Brazil to establish huge Amazon preservation fund
May 29, 2008
Luciano Coutinho, president of the National Economic and Social Development Bank (BNDES), told reporters the first contribution will come from the Norwegian government. In January Norway said it would contribute $500 million per year to slow global deforestation.
Coutinho said Norway may pledge up to $200 million in the first donation to the fund.
In February the Brazilian government said it would seek up to $1 billion per year in donations from the governments of industrialized countries and corporate sources. At the time it said that contributors will not be eligible for carbon credits that may be generated by "avoiding" deforestation under a mechanism — known as REDD — ratified at climate talks in Bali last December.

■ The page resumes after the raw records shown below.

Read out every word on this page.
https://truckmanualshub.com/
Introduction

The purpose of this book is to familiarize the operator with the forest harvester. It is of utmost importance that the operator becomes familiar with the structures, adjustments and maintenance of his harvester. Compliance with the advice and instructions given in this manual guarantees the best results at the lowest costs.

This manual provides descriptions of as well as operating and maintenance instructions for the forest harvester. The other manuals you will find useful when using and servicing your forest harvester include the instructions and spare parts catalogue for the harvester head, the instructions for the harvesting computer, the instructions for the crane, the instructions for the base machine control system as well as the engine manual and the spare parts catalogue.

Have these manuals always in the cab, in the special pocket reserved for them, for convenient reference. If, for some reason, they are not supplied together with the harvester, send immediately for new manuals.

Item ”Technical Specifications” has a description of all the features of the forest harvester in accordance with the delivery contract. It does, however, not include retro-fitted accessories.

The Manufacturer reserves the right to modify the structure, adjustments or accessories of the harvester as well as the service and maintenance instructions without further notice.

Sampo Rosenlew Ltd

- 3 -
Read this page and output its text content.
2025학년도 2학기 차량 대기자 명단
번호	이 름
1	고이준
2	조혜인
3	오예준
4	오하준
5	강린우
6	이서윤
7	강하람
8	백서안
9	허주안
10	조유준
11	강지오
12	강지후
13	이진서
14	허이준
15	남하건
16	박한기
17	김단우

The trees of the Amazon rainforest store 90-140 billion metric tons of carbon, according to calculations by scientists, but deforestation accounts for about 70 percent of Brazil's greenhouse gas emissions. These emissions primarily result from forest conversion for agricultural expansion — notably beef and soy production — in the Amazon.

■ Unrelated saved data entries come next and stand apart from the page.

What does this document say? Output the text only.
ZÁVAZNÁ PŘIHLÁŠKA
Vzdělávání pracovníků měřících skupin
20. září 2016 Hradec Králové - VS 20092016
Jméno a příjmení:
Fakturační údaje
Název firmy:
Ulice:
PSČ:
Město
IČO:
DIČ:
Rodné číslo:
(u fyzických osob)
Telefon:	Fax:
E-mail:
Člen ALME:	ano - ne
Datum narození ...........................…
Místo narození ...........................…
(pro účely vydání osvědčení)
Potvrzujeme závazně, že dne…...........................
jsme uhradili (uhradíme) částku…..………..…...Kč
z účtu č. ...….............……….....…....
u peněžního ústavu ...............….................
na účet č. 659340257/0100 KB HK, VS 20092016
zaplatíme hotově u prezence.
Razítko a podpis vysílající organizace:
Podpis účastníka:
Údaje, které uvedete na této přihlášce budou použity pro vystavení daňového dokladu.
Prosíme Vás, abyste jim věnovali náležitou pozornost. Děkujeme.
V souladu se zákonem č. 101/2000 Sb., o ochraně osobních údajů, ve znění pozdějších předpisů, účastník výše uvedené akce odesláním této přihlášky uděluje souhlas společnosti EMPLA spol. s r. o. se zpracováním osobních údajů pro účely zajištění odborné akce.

Daniel Nepstad, a researcher at the Woods Hole Research Institute, estimates the cost of reducing deforestation in the Brazilian Amazon to nearly zero within a decade would be $100 million to $600 million per year under a program involving carbon credits for forest conservation (REDD). Tasso Azevedo, director of the Brazil's forestry services, estimates the country needs about $2 billion annually to stop illegal deforestation of the Amazon. It is unclear whether Azevedo's estimate accounts for income generated under a REDD framework.